Editorial: afastamento de Dilma e governo Temer

O processo de impeachment da presidente Dilma Rousseff está sendo um passo doloroso, porém importante para nosso país. O Brasil afastou constitucionalmente uma presidente que fez uma gestão desastrosa e violou vários dispositivos da lei de crimes de responsabilidade. O processo foi atentamente acompanhado pelo Supremo Tribunal Federal (STF), corte composta por 11 ministros, 8 dos quais indicados por Lula e Dilma. Nossas instituições aguentaram bem o enorme desafio. A sociedade civil participou de forma vibrante e pacífica desse importante momento histórico. A Câmara dos Deputados e o Senado Federal responderam aos anseios do povo e vêm cumprindo o seu papel de fiscalizar os desmandos do poder executivo, em que pese o envolvimento de muitos dos congressistas, incluindo alguns dos mais importantes, em casos de corrupção. Do ponto de vista institucional, portanto, nossa democracia vai bem.

Temer e Dilma na posse

É verdade que o governo Temer já começa com problemas. O PMDB, afinal, foi o maior sócio do PT na era Dilma e no próprio Petrolão. É evidente que o novo governo padece das chagas do anterior, já que nasce da costela dele.

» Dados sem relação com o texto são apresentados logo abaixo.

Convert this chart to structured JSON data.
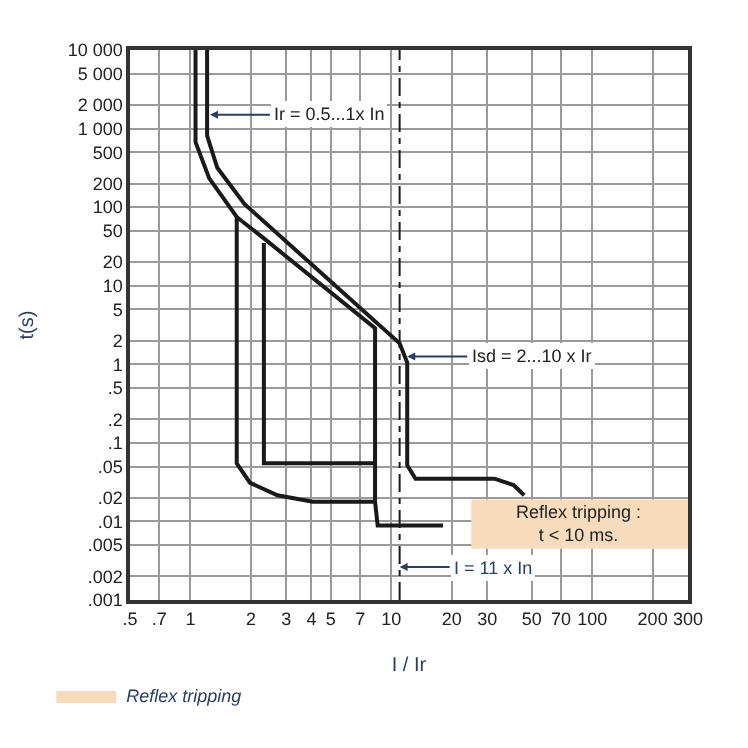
{
  "chart_data": {
    "type": "line",
    "xlabel": "I / Ir",
    "ylabel": "t(s)",
    "log": "xy",
    "grid": true,
    "legend": "bottom left",
    "line_style": "solid",
    "marker": "none",
    "xlim": [
      0.5,
      300
    ],
    "ylim": [
      0.001,
      10000
    ],
    "xticks": [
      {
        "value": 0.5,
        "label": ".5"
      },
      {
        "value": 0.7,
        "label": ".7"
      },
      1,
      2,
      3,
      4,
      5,
      7,
      10,
      20,
      30,
      50,
      70,
      100,
      200,
      300
    ],
    "yticks": [
      {
        "value": 0.001,
        "label": ".001"
      },
      {
        "value": 0.002,
        "label": ".002"
      },
      {
        "value": 0.005,
        "label": ".005"
      },
      {
        "value": 0.01,
        "label": ".01"
      },
      {
        "value": 0.02,
        "label": ".02"
      },
      {
        "value": 0.05,
        "label": ".05"
      },
      {
        "value": 0.1,
        "label": ".1"
      },
      {
        "value": 0.2,
        "label": ".2"
      },
      {
        "value": 0.5,
        "label": ".5"
      },
      1,
      2,
      5,
      10,
      20,
      50,
      100,
      200,
      500,
      {
        "value": 1000,
        "label": "1 000"
      },
      {
        "value": 2000,
        "label": "2 000"
      },
      {
        "value": 5000,
        "label": "5 000"
      },
      {
        "value": 10000,
        "label": "10 000"
      }
    ],
    "series": [
      {
        "color": "#1a1a1a",
        "x": [
          1.06,
          1.06,
          1.24,
          1.7,
          2.32,
          8.3,
          8.3,
          8.55,
          18.1
        ],
        "values": [
          10000,
          670,
          232,
          75,
          40,
          2.87,
          0.0178,
          0.0089,
          0.0089
        ]
      },
      {
        "color": "#1a1a1a",
        "x": [
          1.7,
          1.7,
          1.98,
          2.71,
          4.06,
          8.3
        ],
        "values": [
          75,
          0.055,
          0.031,
          0.0215,
          0.0178,
          0.0178
        ]
      },
      {
        "color": "#1a1a1a",
        "x": [
          2.32,
          2.32,
          8.3
        ],
        "values": [
          35,
          0.055,
          0.055
        ]
      },
      {
        "color": "#1a1a1a",
        "x": [
          1.21,
          1.21,
          1.36,
          1.86,
          11.0,
          12.0,
          12.0,
          13.2,
          32.6,
          40.6,
          45.9
        ],
        "values": [
          10000,
          813,
          317,
          109,
          1.85,
          1.05,
          0.052,
          0.035,
          0.035,
          0.029,
          0.0215
        ]
      },
      {
        "type": "line",
        "name": "Reflex tripping",
        "color": "#f6dcbc",
        "x": [
          25,
          300
        ],
        "values": [
          null,
          null
        ],
        "upper": [
          0.019,
          0.019
        ],
        "lower": [
          0.0045,
          0.0045
        ]
      }
    ],
    "ref_lines": [
      {
        "axis": "x",
        "value": 11,
        "label": "I = 11 x In",
        "line_style": "dashdot",
        "color": "#1a1a1a"
      }
    ],
    "annotations": [
      {
        "text": "Ir = 0.5...1x In",
        "x": 1.25,
        "y": 1500
      },
      {
        "text": "Isd = 2...10 x Ir",
        "x": 12,
        "y": 1.26
      },
      "Reflex tripping :\nt < 10 ms."
    ]
  }
}
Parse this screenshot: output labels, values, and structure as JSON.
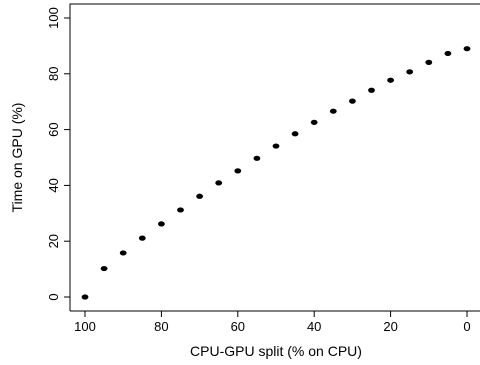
{
  "chart_data": {
    "type": "scatter",
    "title": "",
    "xlabel": "CPU-GPU split (% on CPU)",
    "ylabel": "Time on GPU (%)",
    "xlim": [
      100,
      0
    ],
    "ylim": [
      0,
      100
    ],
    "x_reversed": true,
    "xticks": [
      100,
      80,
      60,
      40,
      20,
      0
    ],
    "yticks": [
      0,
      20,
      40,
      60,
      80,
      100
    ],
    "grid": false,
    "legend": "none",
    "series": [
      {
        "x": [
          100,
          95,
          90,
          85,
          80,
          75,
          70,
          65,
          60,
          55,
          50,
          45,
          40,
          35,
          30,
          25,
          20,
          15,
          10,
          5,
          0
        ],
        "y": [
          0,
          10.2,
          15.8,
          21.1,
          26.2,
          31.2,
          36.1,
          40.9,
          45.2,
          49.7,
          54.1,
          58.5,
          62.6,
          66.6,
          70.2,
          74.1,
          77.7,
          80.7,
          84.1,
          87.3,
          89.0
        ]
      }
    ]
  }
}
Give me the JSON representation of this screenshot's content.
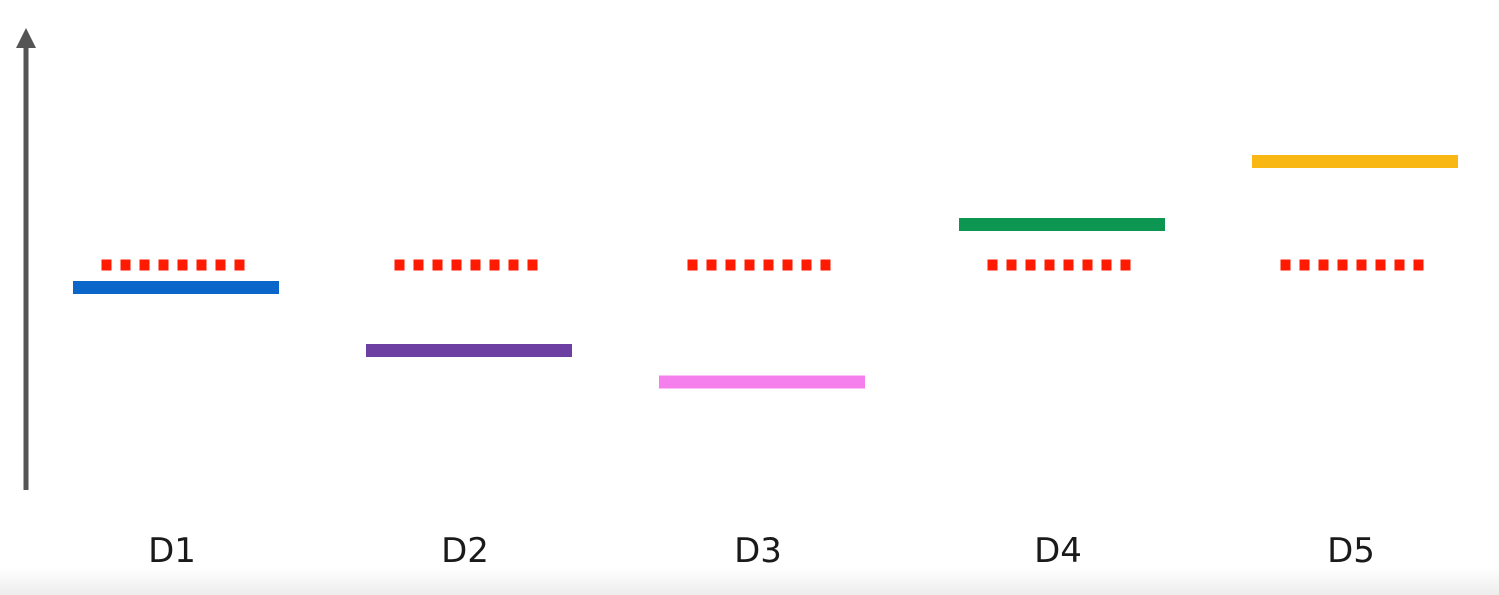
{
  "chart_data": {
    "type": "line",
    "title": "",
    "xlabel": "",
    "ylabel": "",
    "categories": [
      "D1",
      "D2",
      "D3",
      "D4",
      "D5"
    ],
    "ylim": [
      0,
      10
    ],
    "grid": false,
    "series": [
      {
        "values": [
          4.5,
          3.1,
          2.4,
          5.9,
          7.3
        ],
        "colors": [
          "#0a66c8",
          "#6e3fa3",
          "#f57fed",
          "#0d9651",
          "#f8b713"
        ],
        "style": "solid"
      },
      {
        "values": [
          5.0,
          5.0,
          5.0,
          5.0,
          5.0
        ],
        "color": "#ff1a00",
        "style": "dotted"
      }
    ],
    "axis_color": "#555555"
  }
}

Gostemos ou não, o Temer é o vice da Dilma, alçado à vice-presidência pelos mesmos eleitores que votaram no PT. Sete dos ministros de Temer foram também ministros de Lula e Dilma. PT e PMDB formavam a mesma base aliada até apenas dois meses atrás. Como não houve golpe, ou terceiro turno — mas impeachment —,Temer assumiu por ser o primeiro na linha sucessória. Em português bem claro: “é o que tem pra hoje”. O novo governo, portanto, já começa sob a espada de Dâmocles. Em tempos de sociedade civil vigilante, mobilizada e digitalmente conectada, o risco de Temer não chegar a 2018 é real.

Em seus primeiros movimentos, o novo governo já emitiu sinais preocupantes. É óbvio que seria importante ter mulheres e minorias representadas no gabinete ministerial. É desanimador ver investigados da Lava Jato virando ministros outra vez! Nesse contexto, é importante calibrar as expectativas. Temer é uma figura do establishment político e tem 75 anos de idade, o que o torna o brasileiro mais velho a assumir a presidência. Dificilmente o presidente em exercício representará a tão ansiada mudança que a sociedade pede, tampouco conduzirá o país à urgente agenda do mundo do século XXI. Na melhor das hipóteses, o governo-tampão de Temer estabilizará a economia e estancará a crise. Se for capaz de realizar essa proeza sem cometer erros graves em outras áreas, já terá surpreendido positivamente. Mudança de verdade poderá haver somente após novas eleições, previstas para 2018.

O que não da pra engolir de jeito nenhum é o argumento: “então deixa a Dilma no poder porque o Temer é pior”. De maneira nenhuma. É absolutamente necessário que Dilma e o PT paguem o preço pelos erros e crimes que cometeram. E que a marcha de responsabilização prossiga, doa a quem doer. Só assim vamos avançar. Nossas instituições não podem permitir que o PT possa, impunemente, cometer crimes de responsabilidade que envolvem destruir a economia brasileira, pilhar as empresas estatais e sacrificar a vida dos brasileiros, que sentem no bolso a falência do modelo petista de gestão da coisa pública. Pelo contrário, ao afastar Dilma pelos descalabros de sua gestão, nossa democracia positiva os mais novos valores políticos da sociedade brasileira: a intolerância com a corrupção e com o gasto público irresponsável.

Temer que se cuide! Estamos de olho!